1. Let $U = \{p \in \mathcal P_4(\mathbf F) : p(6) = 0\}$. Find a basis for $U$
2. Extend the basis to a basis of $\mathcal P_4(\mathbf F)$
3. Find a subspace $W$ of $\mathcal P_4(\mathbf F)$ such that $\mathcal P_4(\mathbf F) = U \oplus W$

This has the same structure as 2b/3 with the subspace from 2a/17. except now we have access to 2.39 so the proofs are much shorter.

Note $\dim \mathcal P_4(\mathbf F) = 5$ and $\dim U \le 5$ because it's a subspace.

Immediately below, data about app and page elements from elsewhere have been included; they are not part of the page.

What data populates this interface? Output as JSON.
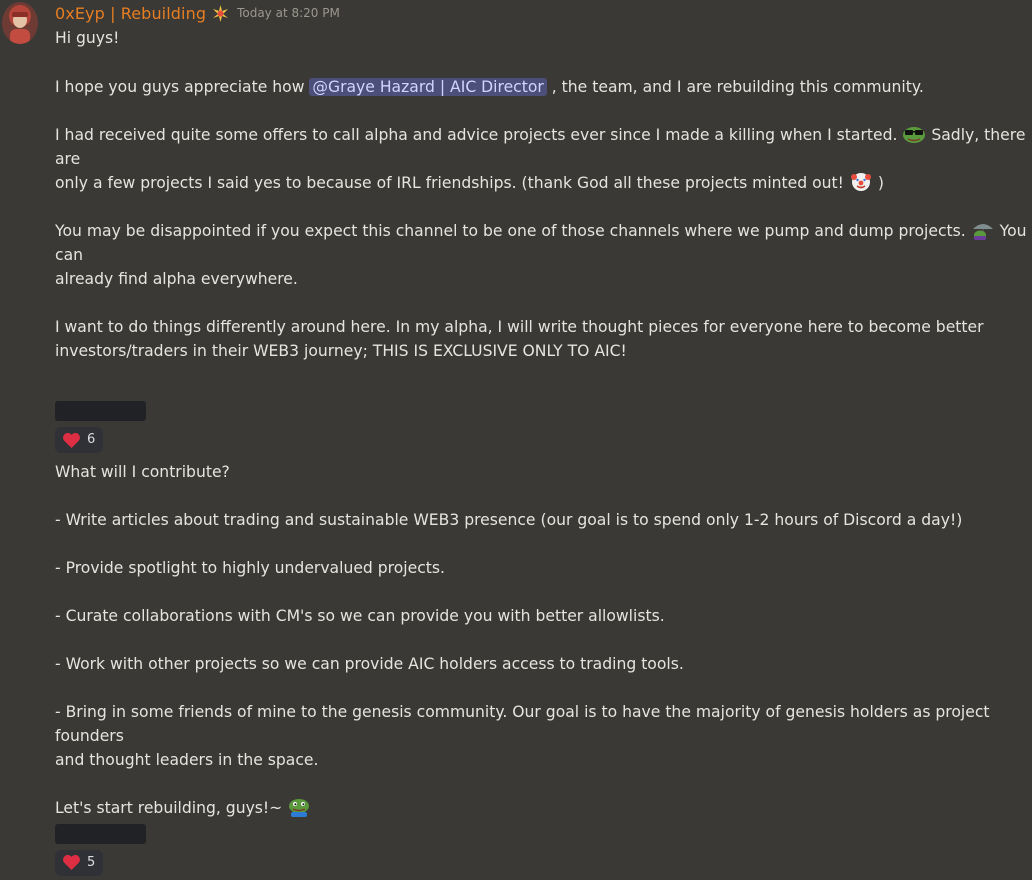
{
  "author": {
    "name": "0xEyp | Rebuilding",
    "badge_icon": "sparkle-burst-icon",
    "timestamp": "Today at 8:20 PM",
    "avatar_icon": "user-avatar"
  },
  "message": {
    "greeting": "Hi guys!",
    "p1_before": "I hope you guys appreciate how ",
    "mention": "@Graye Hazard | AIC Director",
    "p1_after": " , the team, and I are rebuilding this community.",
    "p2_a": "I had received quite some offers to call alpha and advice projects ever since I made a killing when I started. ",
    "p2_b": " Sadly, there are",
    "p2_c": "only a few projects I said yes to because of IRL friendships. (thank God all these projects minted out! ",
    "p2_d": " )",
    "p3_a": "You may be disappointed if you expect this channel to be one of those channels where we pump and dump projects. ",
    "p3_b": "  You can",
    "p3_c": "already find alpha everywhere.",
    "p4_a": "I want to do things differently around here. In my alpha, I will write thought pieces for everyone here to become better",
    "p4_b": "investors/traders in their WEB3 journey; THIS IS EXCLUSIVE ONLY TO AIC!",
    "q": "What will I contribute?",
    "b1": "- Write articles about trading and sustainable WEB3 presence (our goal is to spend only 1-2 hours of Discord a day!)",
    "b2": "- Provide spotlight to highly undervalued projects.",
    "b3": "- Curate collaborations with CM's so we can provide you with better allowlists.",
    "b4": "- Work with other projects so we can provide AIC holders access to trading tools.",
    "b5_a": "- Bring in some friends of mine to the genesis community. Our goal is to have the majority of genesis holders as project founders",
    "b5_b": "and thought leaders in the space.",
    "closing": "Let's start rebuilding, guys!~ "
  },
  "reactions": [
    {
      "emoji": "red-heart-icon",
      "count": "6"
    },
    {
      "emoji": "red-heart-icon",
      "count": "5"
    }
  ],
  "emojis": [
    "pepe-sunglasses-icon",
    "clown-face-icon",
    "pepe-umbrella-icon",
    "pepe-smile-icon"
  ],
  "colors": {
    "background": "#3b3935",
    "username": "#e67e22",
    "mention_bg": "#4c4f7a",
    "reaction_bg": "#2f3136",
    "redaction": "#202225"
  }
}
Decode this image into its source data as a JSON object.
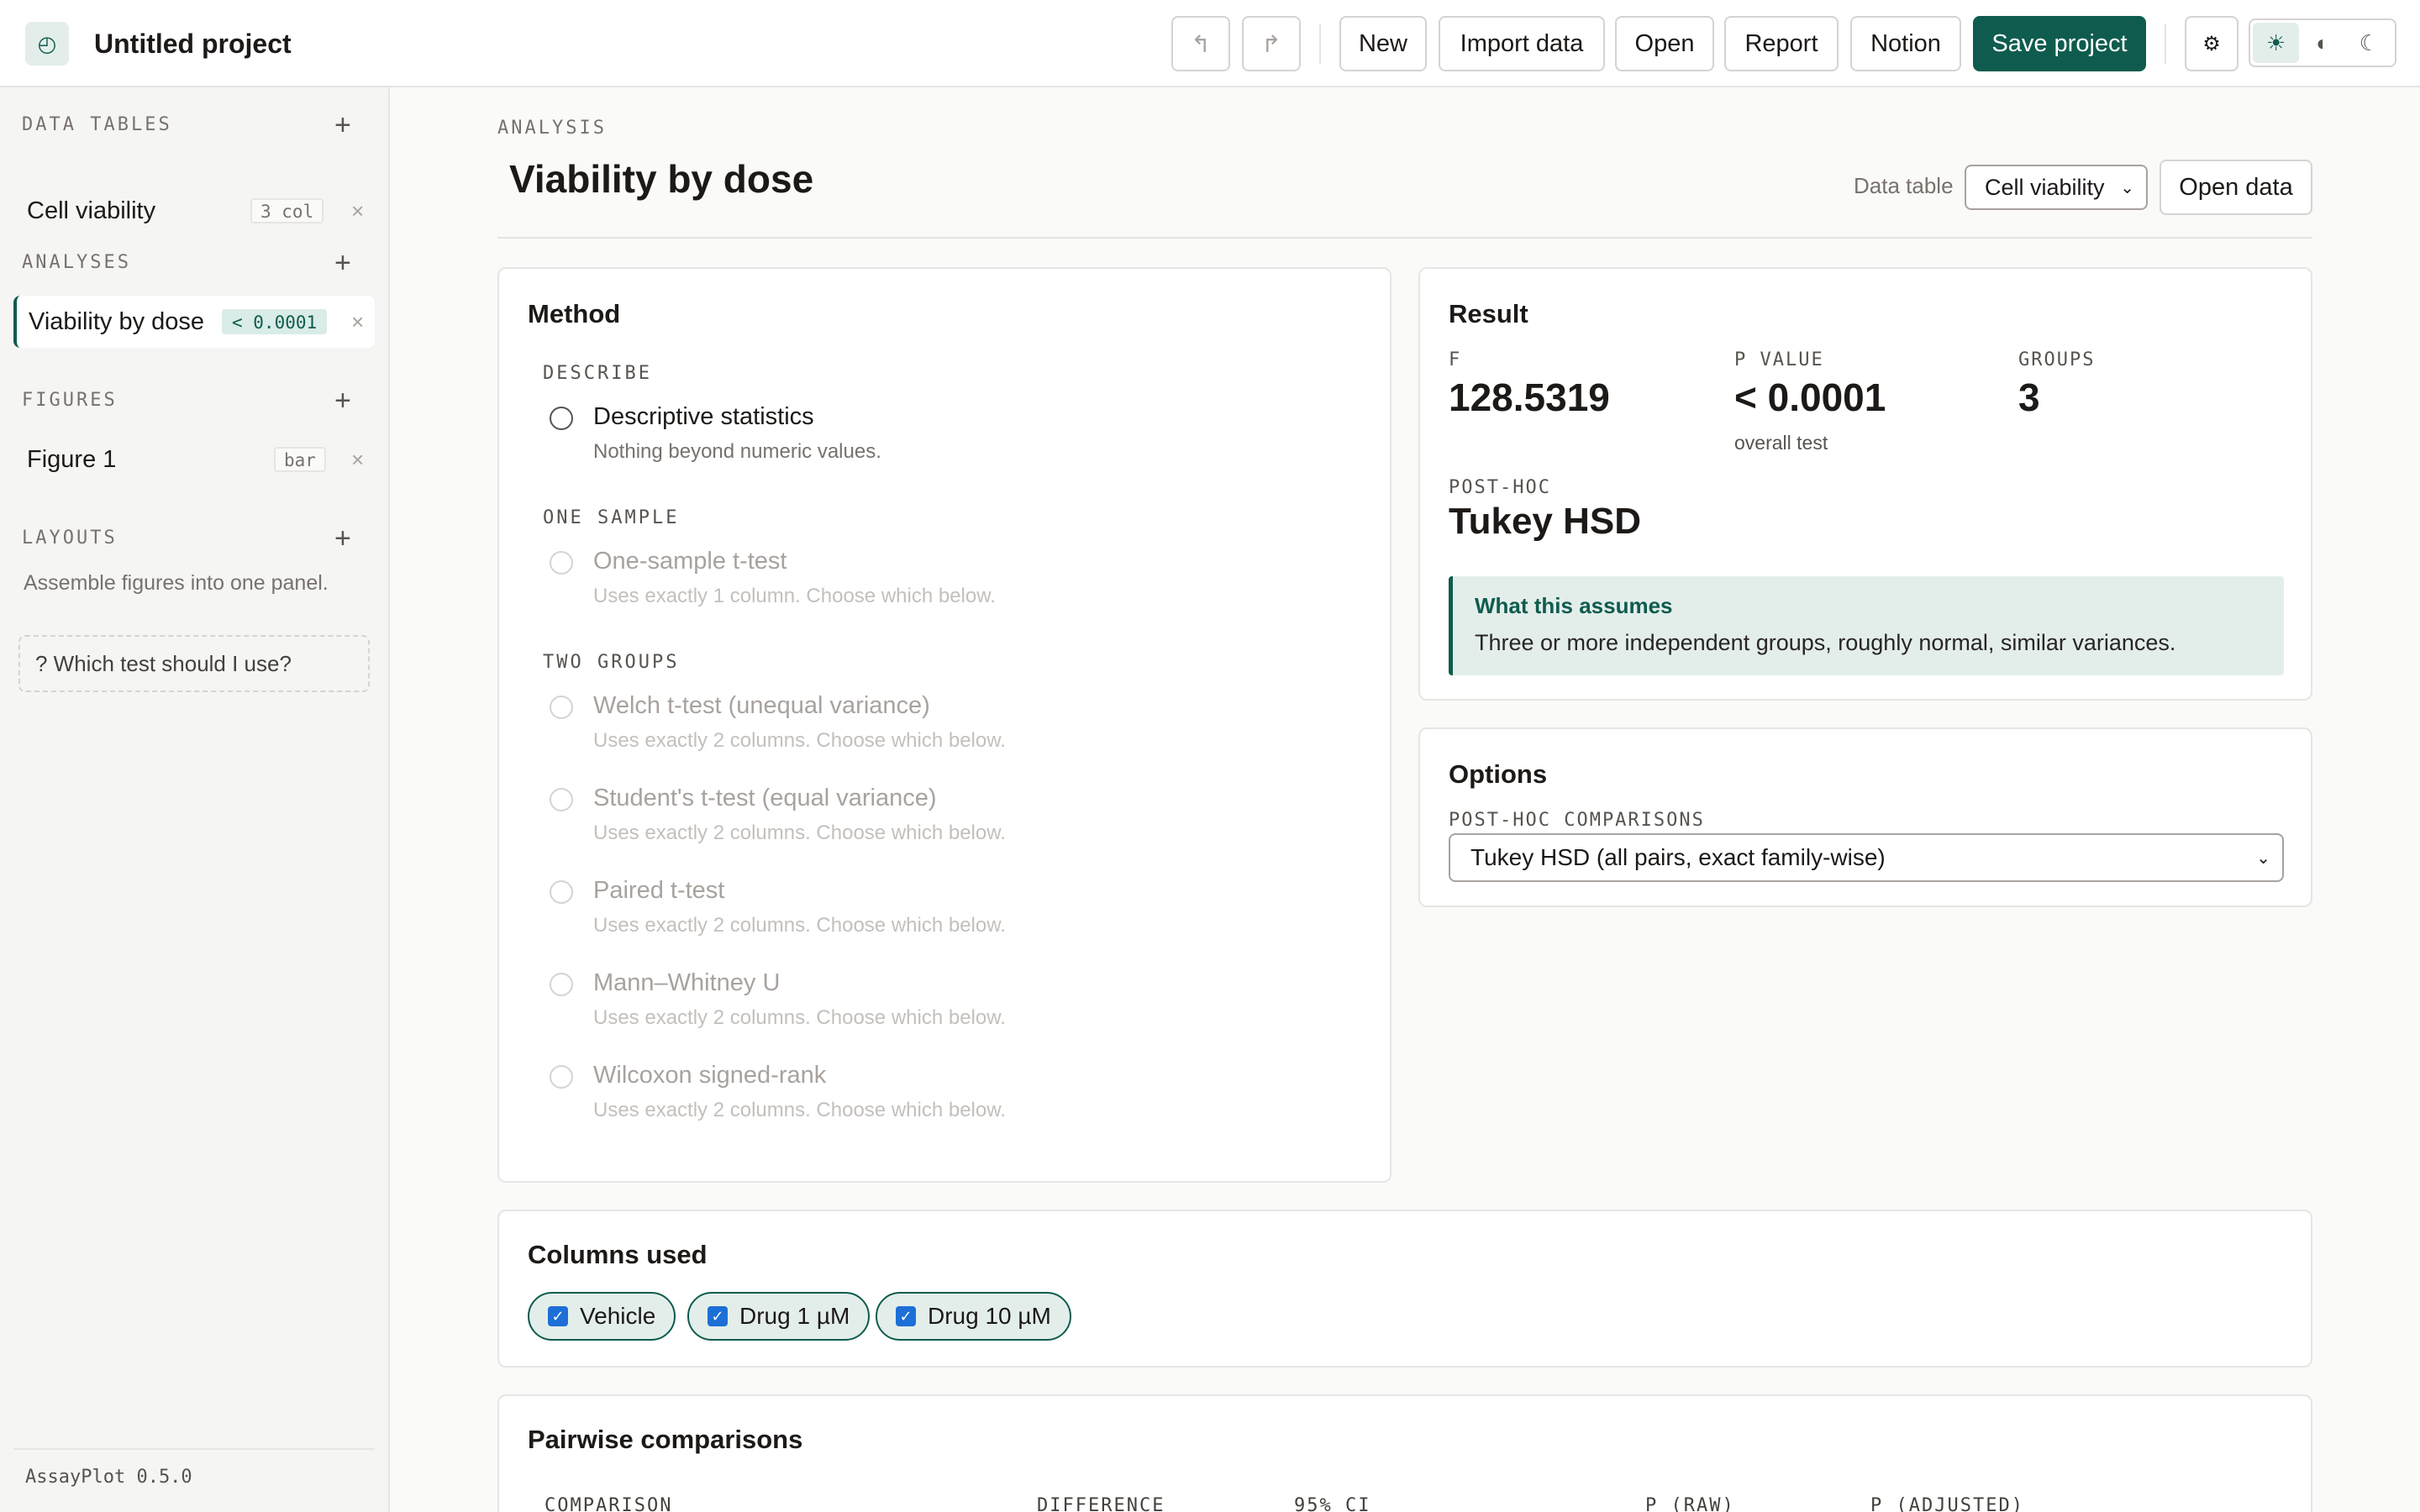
{
  "app": {
    "project_title": "Untitled project",
    "logo_glyph": "◴",
    "version": "AssayPlot 0.5.0"
  },
  "toolbar": {
    "undo_icon": "↰",
    "redo_icon": "↱",
    "new_label": "New",
    "import_label": "Import data",
    "open_label": "Open",
    "report_label": "Report",
    "notion_label": "Notion",
    "save_label": "Save project",
    "settings_icon": "⚙",
    "theme_light": "☀",
    "theme_contrast": "◐",
    "theme_dark": "☾"
  },
  "sidebar": {
    "data_tables": {
      "heading": "DATA TABLES",
      "add": "+",
      "items": [
        {
          "label": "Cell viability",
          "badge": "3 col",
          "remove": "×"
        }
      ]
    },
    "analyses": {
      "heading": "ANALYSES",
      "add": "+",
      "items": [
        {
          "label": "Viability by dose",
          "badge": "< 0.0001",
          "remove": "×"
        }
      ]
    },
    "figures": {
      "heading": "FIGURES",
      "add": "+",
      "items": [
        {
          "label": "Figure 1",
          "badge": "bar",
          "remove": "×"
        }
      ]
    },
    "layouts": {
      "heading": "LAYOUTS",
      "add": "+",
      "description": "Assemble figures into one panel."
    },
    "helper": "?  Which test should I use?"
  },
  "page": {
    "eyebrow": "ANALYSIS",
    "title": "Viability by dose",
    "data_table_label": "Data table",
    "data_table_value": "Cell viability",
    "open_data_label": "Open data"
  },
  "method": {
    "title": "Method",
    "groups": [
      {
        "heading": "DESCRIBE",
        "options": [
          {
            "label": "Descriptive statistics",
            "sub": "Nothing beyond numeric values."
          }
        ]
      },
      {
        "heading": "ONE SAMPLE",
        "options": [
          {
            "label": "One-sample t-test",
            "sub": "Uses exactly 1 column. Choose which below."
          }
        ]
      },
      {
        "heading": "TWO GROUPS",
        "options": [
          {
            "label": "Welch t-test (unequal variance)",
            "sub": "Uses exactly 2 columns. Choose which below."
          },
          {
            "label": "Student's t-test (equal variance)",
            "sub": "Uses exactly 2 columns. Choose which below."
          },
          {
            "label": "Paired t-test",
            "sub": "Uses exactly 2 columns. Choose which below."
          },
          {
            "label": "Mann–Whitney U",
            "sub": "Uses exactly 2 columns. Choose which below."
          },
          {
            "label": "Wilcoxon signed-rank",
            "sub": "Uses exactly 2 columns. Choose which below."
          }
        ]
      }
    ]
  },
  "result": {
    "title": "Result",
    "f_label": "F",
    "f_value": "128.5319",
    "p_label": "P VALUE",
    "p_value": "< 0.0001",
    "p_note": "overall test",
    "groups_label": "GROUPS",
    "groups_value": "3",
    "posthoc_label": "POST-HOC",
    "posthoc_value": "Tukey HSD",
    "assume_title": "What this assumes",
    "assume_text": "Three or more independent groups, roughly normal, similar variances."
  },
  "options": {
    "title": "Options",
    "posthoc_label": "POST-HOC COMPARISONS",
    "posthoc_value": "Tukey HSD (all pairs, exact family-wise)"
  },
  "columns_used": {
    "title": "Columns used",
    "items": [
      {
        "label": "Vehicle",
        "checked": true
      },
      {
        "label": "Drug 1 µM",
        "checked": true
      },
      {
        "label": "Drug 10 µM",
        "checked": true
      }
    ]
  },
  "pairwise": {
    "title": "Pairwise comparisons",
    "headers": [
      "COMPARISON",
      "DIFFERENCE",
      "95% CI",
      "P (RAW)",
      "P (ADJUSTED)"
    ]
  },
  "colors": {
    "accent": "#0f5c4e",
    "accent_tint": "#e3eeeb"
  }
}
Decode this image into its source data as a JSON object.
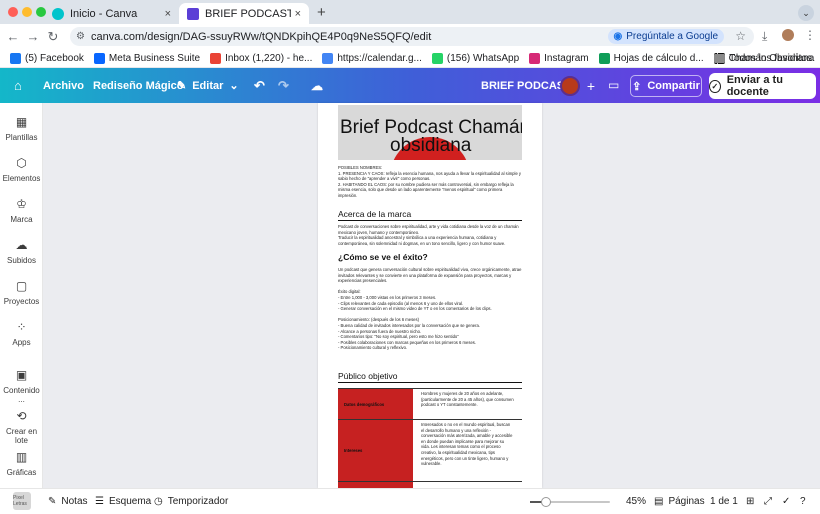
{
  "browser": {
    "tabs": [
      {
        "title": "Inicio - Canva",
        "close": "×",
        "active": false
      },
      {
        "title": "BRIEF PODCAST - Doc (digital)",
        "close": "×",
        "active": true
      }
    ],
    "new_tab": "+",
    "url": "canva.com/design/DAG-ssuyRWw/tQNDKpihQE4P0q9NeS5QFQ/edit",
    "google_button": "Pregúntale a Google",
    "bookmarks": [
      {
        "label": "(5) Facebook",
        "color": "#1877f2"
      },
      {
        "label": "Meta Business Suite",
        "color": "#0866ff"
      },
      {
        "label": "Inbox (1,220) - he...",
        "color": "#ea4335"
      },
      {
        "label": "https://calendar.g...",
        "color": "#4285f4"
      },
      {
        "label": "(156) WhatsApp",
        "color": "#25d366"
      },
      {
        "label": "Instagram",
        "color": "#d62976"
      },
      {
        "label": "Hojas de cálculo d...",
        "color": "#0f9d58"
      },
      {
        "label": "Chamán Obsidiana",
        "color": "#111111"
      }
    ],
    "all_favorites": "Todos los favoritos"
  },
  "toolbar": {
    "archivo": "Archivo",
    "rediseno": "Rediseño Mágico",
    "editar": "Editar",
    "doc_title": "BRIEF PODCAST",
    "compartir": "Compartir",
    "enviar": "Enviar a tu docente"
  },
  "sidebar": [
    {
      "label": "Plantillas",
      "icon": "templates-icon"
    },
    {
      "label": "Elementos",
      "icon": "elements-icon"
    },
    {
      "label": "Marca",
      "icon": "brand-icon"
    },
    {
      "label": "Subidos",
      "icon": "uploads-icon"
    },
    {
      "label": "Proyectos",
      "icon": "projects-icon"
    },
    {
      "label": "Apps",
      "icon": "apps-icon"
    },
    {
      "label": "Contenido ...",
      "icon": "content-icon"
    },
    {
      "label": "Crear en lote",
      "icon": "batch-icon"
    },
    {
      "label": "Gráficas",
      "icon": "charts-icon"
    }
  ],
  "doc": {
    "title_line1": "Brief Podcast Chamán",
    "title_line2": "obsidiana",
    "names_block": "POSIBLES NOMBRES:\n1. PRESENCIA Y CAOS: refleja la esencia humana, nos ayuda a llevar la espiritualidad al simple y sabio hecho de \"aprender a vivir\" como personas.\n2. HABITANDO EL CAOS: por su nombre pudiera ser más controversial, sin embargo refleja la misma esencia, solo que desde un lado aparentemente \"menos espiritual\" como primera impresión.",
    "about_heading": "Acerca de la marca",
    "about_text": "Podcast de conversaciones sobre espiritualidad, arte y vida cotidiana desde la voz de un chamán mexicano joven, humano y contemporáneo.\nTraducir la espiritualidad ancestral y simbólica a una experiencia humana, cotidiana y contemporánea, sin solemnidad ni dogmas, en un tono sencillo, ligero y con humor suave.",
    "success_heading": "¿Cómo se ve el éxito?",
    "success_text": "Un podcast que genera conversación cultural sobre espiritualidad viva, crece orgánicamente, atrae invitados relevantes y se convierte en una plataforma de expansión para proyectos, marcas y experiencias presenciales.\n\nÉxito digital:\n- Entre 1,000 - 3,000 vistas en los primeros 3 meses.\n- Clips relevantes de cada episodio (al menos 6 y uno de ellos viral.\n- Generar conversación en el mismo video de YT o en los comentarios de los clips.\n\nPosicionamiento: (después de los 6 meses)\n- Buena calidad de invitados interesados por la conversación que se genera.\n- Alcance a personas fuera de nuestro nicho.\n- Comentarios tipo: \"No soy espiritual, pero esto me hizo sentido\"\n- Posibles colaboraciones con marcas pequeñas en los primeros 6 meses.\n- Posicionamiento cultural y reflexivo.",
    "audience_heading": "Público objetivo",
    "audience_rows": [
      {
        "label": "Datos demográficos",
        "value": "Hombres y mujeres de 20 años en adelante, (particularmente de 20 a 45 años), que consumen podcast o YT constantemente."
      },
      {
        "label": "Intereses",
        "value": "Interesados o no en el mundo espiritual, buscan el desarrollo humano y una reflexión - conversación más aterrizada, amable y accesible en donde puedan implicarse para mejorar su vida. Les interesan temas como el proceso creativo, la espiritualidad mexicana, tips energéticos, pero con un tinte ligero, humano y vulnerable."
      },
      {
        "label": "",
        "value": ""
      }
    ]
  },
  "bottom": {
    "notas": "Notas",
    "esquema": "Esquema",
    "temporizador": "Temporizador",
    "zoom": "45%",
    "zoom_fraction": 0.2,
    "paginas": "Páginas",
    "page_count": "1 de 1",
    "logo_text": "Pixel Letras"
  }
}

1. Examine $(x-6),\dots,(x-6)^4$. they're independent by the same logic as in 2a/2. they're the right size since $1 \notin U$ implies $\dim U < 5$, and our list of 4 independent vectors in $U$ implies $\dim U \ge 4$. Thus $\dim U = 4$ and applying 2.39 allows us to conclude we have a basis.
2. $(x-6),\dots,(x-6)^4,1$ is independent in $\mathcal P_4(\mathbf F)$ since there's no way to write $1$ using previous terms, (see 2.21 a), and the right size (see 2.39) as $\dim \mathcal P_4(\mathbf F) = 5$.
3. Let $W = \text{span}(1)$. Clearly $W \cap U = \{0\}$ and $W+U = V$ by (2).